Texto por: Clarice Cobra
A família Mad Sound fez a seleção dos 5 melhores álbuns de 2019. Na última semana tivemos Marcela Lorenzetti escolhendo seus cinco discos preferidos do ano.
Hoje, temos Clarice Cobra contando quais são os seus e porquê. Compartilhe e conte pra gente qual o seu top 5 do ano!
#5: Raça – Saúde
Confesso que a disputa para essa posição foi muito acirrada entre O Cão de Toda Noite dos cearenses maquinas, um ótimo disco de post-rock, e o Saúde, do Raça. O último levou por pura identificação pessoal. No final, amo a sensação de pensar “Nossa, eu!” quando escuto uma música, e foi o que aconteceu ao longo do Saúde.
Sincero, cru e vulnerável. Ouvir esse disco torna a transição da adolescência para a vida adulta menos dolorida. Mais humana. Relações são difíceis, amar pode doer e a distância é sentida. Falar sobre sentimentos tão abertamente não é para qualquer um, mas os meninos do Raça o fazem com maestria. Nem tudo o que sentimos é bonito ou necessariamente correto, mas são sentimentos. Somos humanos e longe da perfeição. É reconfortante ouvir que você não é o único a sentir algo indesejado.
Apegada que sou ao post hardcore que cresceu nos anos 90/00, amei ouvir esse disco.
#4: clipping. – There Existed an Addiction to Blood
Experimental, abstrato e coeso. Político. There Existed an Addiction to Blood é tudo o que pode se esperar de um álbum do clipping., mas como não o vimos fazer ainda. O trio explora o horrorcore, subgênero do hip hop popularizado nos anos 90 baseado em letras de horror e que explora o imaginário do ouvinte.
Talvez o trabalho mais político do grupo até hoje. Diggs, voz do clipping., aponta sem discrição a opressão que os americanos negros encaram, e nos faz sair da bolha. São tempos sombrios e muitos de nós não sentimos nem metade desse horror na pele. O horrorcore é muito bem vindo nesse disco – sangue, medo e brutalidade são realidades de muitos, a conversa é necessária.

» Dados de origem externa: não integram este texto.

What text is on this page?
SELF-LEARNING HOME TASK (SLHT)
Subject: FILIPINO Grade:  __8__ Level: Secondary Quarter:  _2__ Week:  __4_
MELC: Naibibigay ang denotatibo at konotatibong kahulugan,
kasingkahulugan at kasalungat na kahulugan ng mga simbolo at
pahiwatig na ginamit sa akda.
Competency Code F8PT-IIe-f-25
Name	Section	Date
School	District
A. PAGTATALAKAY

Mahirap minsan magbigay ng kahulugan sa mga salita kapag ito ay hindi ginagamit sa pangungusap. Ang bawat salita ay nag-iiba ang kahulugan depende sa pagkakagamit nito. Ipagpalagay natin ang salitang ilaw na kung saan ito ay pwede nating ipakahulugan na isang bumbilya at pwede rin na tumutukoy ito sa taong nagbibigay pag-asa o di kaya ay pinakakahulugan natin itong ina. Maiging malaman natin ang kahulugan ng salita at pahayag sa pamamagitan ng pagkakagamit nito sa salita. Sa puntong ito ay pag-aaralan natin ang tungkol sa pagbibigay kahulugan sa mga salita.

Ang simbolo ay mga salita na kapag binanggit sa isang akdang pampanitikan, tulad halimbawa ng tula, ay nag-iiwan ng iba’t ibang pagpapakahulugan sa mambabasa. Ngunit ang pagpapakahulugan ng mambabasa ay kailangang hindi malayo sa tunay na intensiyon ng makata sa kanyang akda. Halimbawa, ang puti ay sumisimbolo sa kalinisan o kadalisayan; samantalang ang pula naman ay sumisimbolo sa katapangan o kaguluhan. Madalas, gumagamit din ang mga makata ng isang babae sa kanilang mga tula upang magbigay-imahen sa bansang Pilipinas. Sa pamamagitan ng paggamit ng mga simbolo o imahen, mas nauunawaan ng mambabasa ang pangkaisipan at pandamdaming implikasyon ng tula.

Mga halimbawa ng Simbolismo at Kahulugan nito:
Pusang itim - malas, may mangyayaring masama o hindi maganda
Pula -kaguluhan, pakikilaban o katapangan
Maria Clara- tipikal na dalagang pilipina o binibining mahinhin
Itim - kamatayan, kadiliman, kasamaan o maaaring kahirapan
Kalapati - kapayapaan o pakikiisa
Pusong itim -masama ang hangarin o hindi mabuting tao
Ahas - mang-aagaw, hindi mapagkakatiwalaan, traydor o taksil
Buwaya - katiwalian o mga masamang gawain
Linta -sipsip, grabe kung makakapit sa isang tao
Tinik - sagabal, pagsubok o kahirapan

#3: Kanye West – Jesus Is King
Uma conversa inspiradora com Deus. Autocrítica e fé. Pensamentos interrompidos e samples selecionados sob um microscópio. Um disco gospel de Kanye West. Para muitos uma surpresa, mas a fé do rapper norte-americano nunca foi segredo. Desde sua estreia com College Dropout (2004), Kanye aborda sua relação com Deus e religião.
O que mais me prendeu ao Jesus Is King é o mesmo que afastou muitos ouvintes – não é necessariamente um trabalho completo, mas um conjunto de ideias. Existe um formato obrigatório para uma produção artística musical? Algumas faixas soam interrompidas, não finalizadas, e isso me pareceu intencional, além de sincero. Apesar de gospel, é também pessoal.

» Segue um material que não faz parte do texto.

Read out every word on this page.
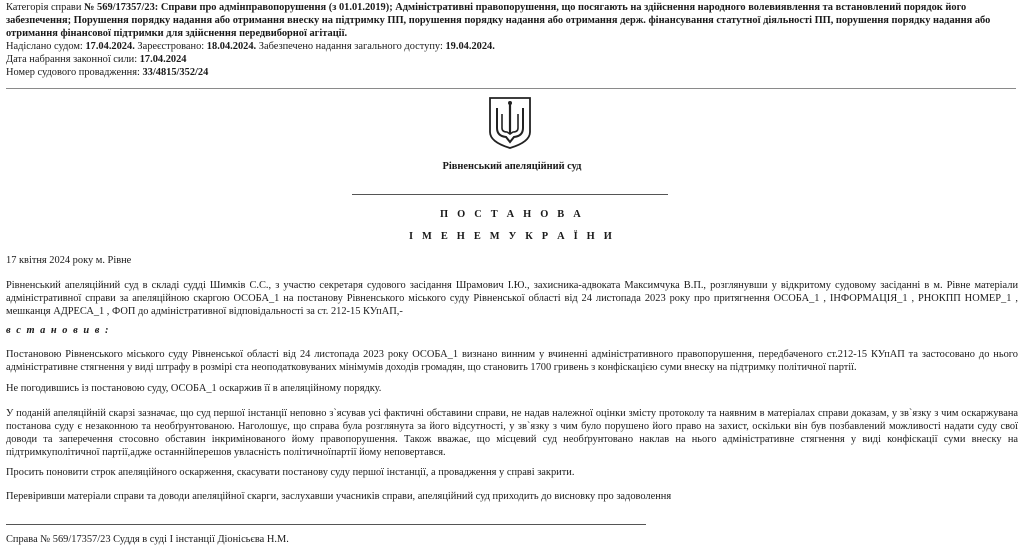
Категорія справи № 569/17357/23: Справи про адмінправопорушення (з 01.01.2019); Адміністративні правопорушення, що посягають на здійснення народного волевиявлення та встановлений порядок його забезпечення; Порушення порядку надання або отримання внеску на підтримку ПП, порушення порядку надання або отримання держ. фінансування статутної діяльності ПП, порушення порядку надання або отримання фінансової підтримки для здійснення передвиборної агітації.
Надіслано судом: 17.04.2024. Зареєстровано: 18.04.2024. Забезпечено надання загального доступу: 19.04.2024.
Дата набрання законної сили: 17.04.2024
Номер судового провадження: 33/4815/352/24
Рівненський апеляційний суд
П О С Т А Н О В А
І М Е Н Е М У К Р А Ї Н И
17 квітня 2024 року м. Рівне
Рівненський апеляційний суд в складі судді Шимків С.С., з участю секретаря судового засідання Шрамович І.Ю., захисника-адвоката Максимчука В.П., розглянувши у відкритому судовому засіданні в м. Рівне матеріали адміністративної справи за апеляційною скаргою ОСОБА_1 на постанову Рівненського міського суду Рівненської області від 24 листопада 2023 року про притягнення ОСОБА_1 , ІНФОРМАЦІЯ_1 , РНОКПП НОМЕР_1 , мешканця АДРЕСА_1 , ФОП до адміністративної відповідальності за ст. 212-15 КУпАП,-
в с т а н о в и в :
Постановою Рівненського міського суду Рівненської області від 24 листопада 2023 року ОСОБА_1 визнано винним у вчиненні адміністративного правопорушення, передбаченого ст.212-15 КУпАП та застосовано до нього адміністративне стягнення у виді штрафу в розмірі ста неоподатковуваних мінімумів доходів громадян, що становить 1700 гривень з конфіскацією суми внеску на підтримку політичної партії.
Не погодившись із постановою суду, ОСОБА_1 оскаржив її в апеляційному порядку.
У поданій апеляційній скарзі зазначає, що суд першої інстанції неповно з`ясував усі фактичні обставини справи, не надав належної оцінки змісту протоколу та наявним в матеріалах справи доказам, у зв`язку з чим оскаржувана постанова суду є незаконною та необґрунтованою. Наголошує, що справа була розглянута за його відсутності, у зв`язку з чим було порушено його право на захист, оскільки він був позбавлений можливості надати суду свої доводи та заперечення стосовно обставин інкримінованого йому правопорушення. Також вважає, що місцевий суд необґрунтовано наклав на нього адміністративне стягнення у виді конфіскації суми внеску на підтримкуполітичної партії,адже останнійперешов увласність політичноїпартії йому неповертався.
Просить поновити строк апеляційного оскарження, скасувати постанову суду першої інстанції, а провадження у справі закрити.
Перевіривши матеріали справи та доводи апеляційної скарги, заслухавши учасників справи, апеляційний суд приходить до висновку про задоволення
Справа № 569/17357/23 Суддя в суді І інстанції Діонісьєва Н.М.
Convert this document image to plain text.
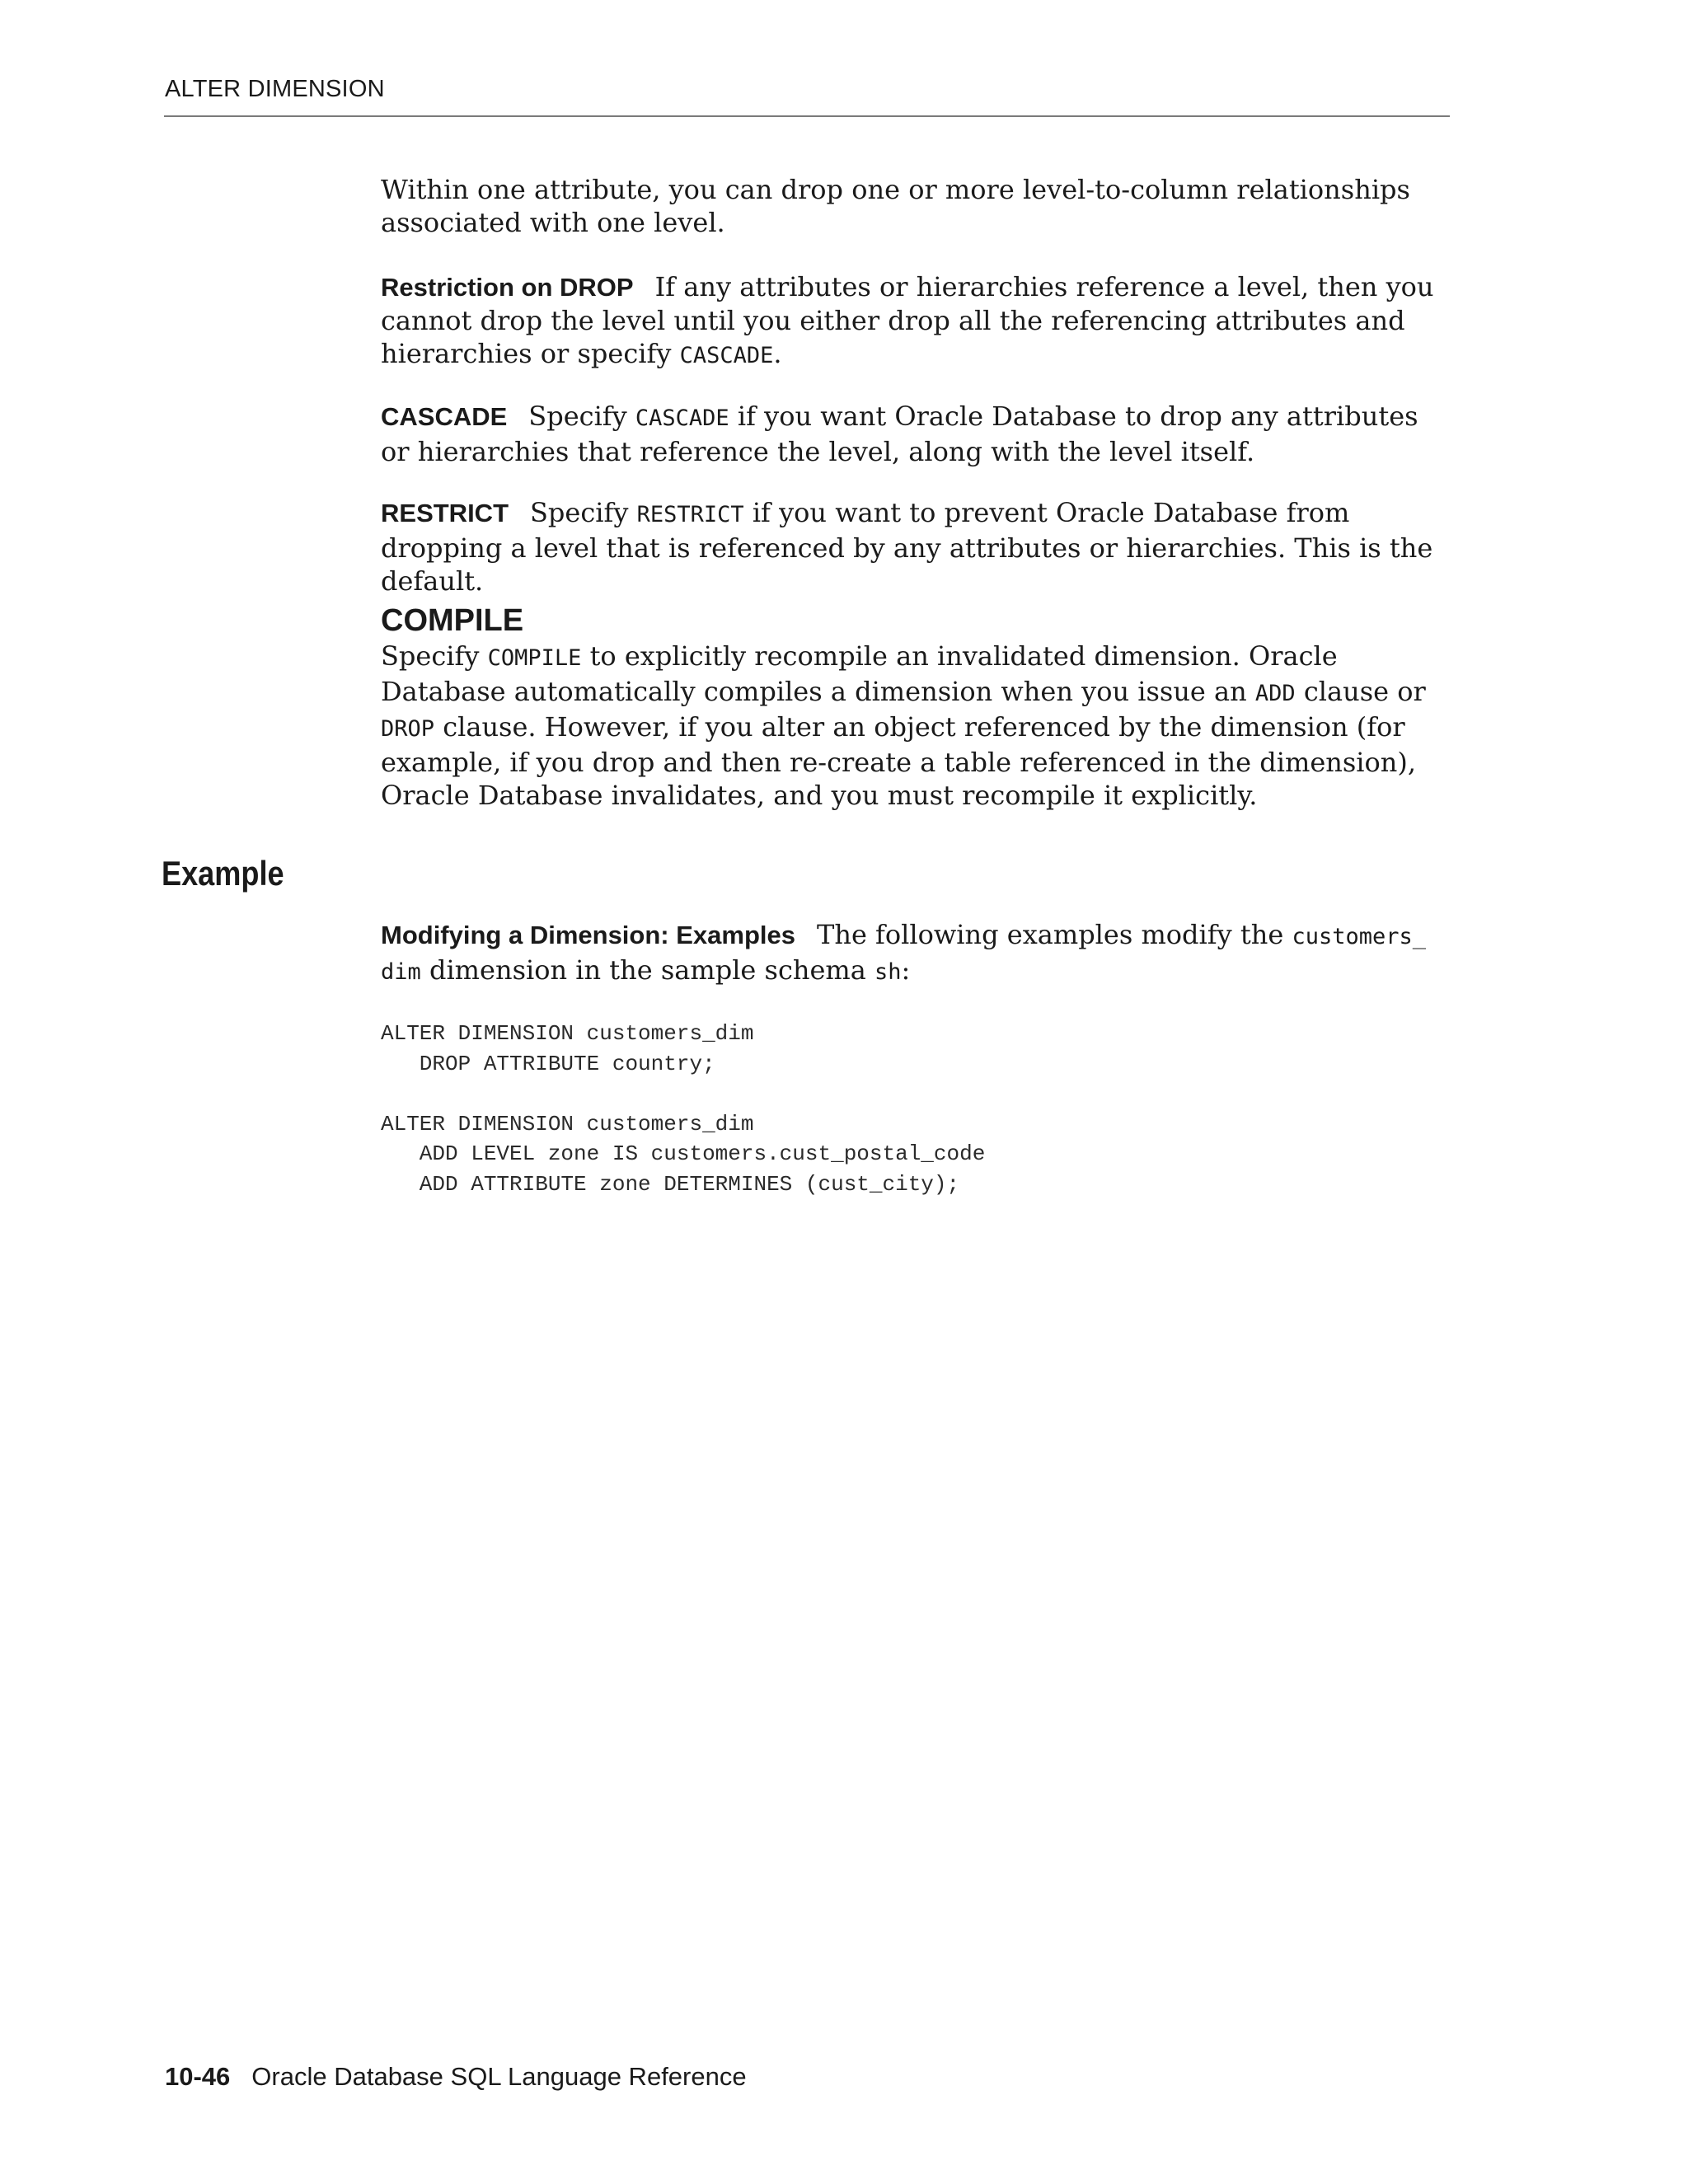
ALTER DIMENSION

Within one attribute, you can drop one or more level-to-column relationships associated with one level.

Restriction on DROP If any attributes or hierarchies reference a level, then you cannot drop the level until you either drop all the referencing attributes and hierarchies or specify CASCADE.

CASCADE Specify CASCADE if you want Oracle Database to drop any attributes or hierarchies that reference the level, along with the level itself.

RESTRICT Specify RESTRICT if you want to prevent Oracle Database from dropping a level that is referenced by any attributes or hierarchies. This is the default.

COMPILE

Specify COMPILE to explicitly recompile an invalidated dimension. Oracle Database automatically compiles a dimension when you issue an ADD clause or DROP clause. However, if you alter an object referenced by the dimension (for example, if you drop and then re-create a table referenced in the dimension), Oracle Database invalidates, and you must recompile it explicitly.

Example

Modifying a Dimension: Examples The following examples modify the customers_
dim dimension in the sample schema sh:

ALTER DIMENSION customers_dim
DROP ATTRIBUTE country;

ALTER DIMENSION customers_dim
ADD LEVEL zone IS customers.cust_postal_code
ADD ATTRIBUTE zone DETERMINES (cust_city);
10-46 Oracle Database SQL Language Reference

#2: Fontaines D.C. – Dogrel
A estreia do irlandeses Fontaines D.C. para o mundo foi arrebatadora, e não é para menos, tempos críticos pedem bandas corajosas. Saudosistas podem argumentar que o punk está morto, me faço oposição. O punk e suas variações respiram ar puro e forças de bandas como Fontaines D.C., IDLES e Shame são inegáveis.
Em uma relação de amor e ódio com sua cidade natal, Dogrel nos convida a conhecer a hipócrita e cinzenta Dublin em “Big”, a pensar o formato de uma revolução sem esquecer o fator humano em “Too Real” e a celebrar os pequenos e íntimos momentos com a balada final “Dublin City Sky”. O post-punk vive e lateja na Irlanda.

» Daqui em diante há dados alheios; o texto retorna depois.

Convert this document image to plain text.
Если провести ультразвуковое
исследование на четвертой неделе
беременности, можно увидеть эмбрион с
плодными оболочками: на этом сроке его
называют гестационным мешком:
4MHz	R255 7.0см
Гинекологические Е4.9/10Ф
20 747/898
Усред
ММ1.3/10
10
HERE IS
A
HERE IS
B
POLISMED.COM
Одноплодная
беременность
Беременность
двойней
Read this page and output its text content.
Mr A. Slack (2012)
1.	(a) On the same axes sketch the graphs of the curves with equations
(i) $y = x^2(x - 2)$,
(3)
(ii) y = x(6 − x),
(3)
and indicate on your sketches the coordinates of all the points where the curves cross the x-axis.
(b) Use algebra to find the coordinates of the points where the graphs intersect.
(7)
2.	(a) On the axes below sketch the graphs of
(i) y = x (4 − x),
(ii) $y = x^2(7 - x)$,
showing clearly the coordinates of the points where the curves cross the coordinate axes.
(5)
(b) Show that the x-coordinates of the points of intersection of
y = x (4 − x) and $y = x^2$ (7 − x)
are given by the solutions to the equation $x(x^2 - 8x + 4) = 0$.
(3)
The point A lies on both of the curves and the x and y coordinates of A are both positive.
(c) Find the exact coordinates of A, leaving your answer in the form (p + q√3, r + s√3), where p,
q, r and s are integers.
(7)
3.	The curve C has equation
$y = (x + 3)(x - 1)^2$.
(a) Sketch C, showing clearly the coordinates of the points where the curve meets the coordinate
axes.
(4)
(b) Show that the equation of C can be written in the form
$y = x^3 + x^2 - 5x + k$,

#1: Big Thief – U.F.O.F./Two Hands
Me dei o direito de reunir dois álbuns em uma mesma posição, ambos da banda norte-americana Big Thief. U.F.O.F., lançado no primeiro semestre de 2019, é uma conversa sincera e intimista entre a vocalista Adrianne Lenker e o ouvinte. Sua atmosfera assemelha-se à obras como Either/Or, de Elliott Smith e Pink Moon, de Nick Drake, explorando novos caminhos instrumentais para musicar os poemas da inquieta e prolífica Lenker.
O destaque, para mim, fica com Two Hands, lançado em outubro. Seca a garganta e oferece um copo de água. O primeiro single do álbum, “Not”, me arrepia até o último fio de cabelo a cada ouvida. Diferente das outras canções já produzidas pelo quarteto, em que a beleza está em destrinchar o detalhe ao máximo e permitir o ouvinte fazer parte do cenário, “Not” traz o exercício de entender tudo o que não é, e buscar o que pode ser. O abstrato toma forma e o corpo aquece.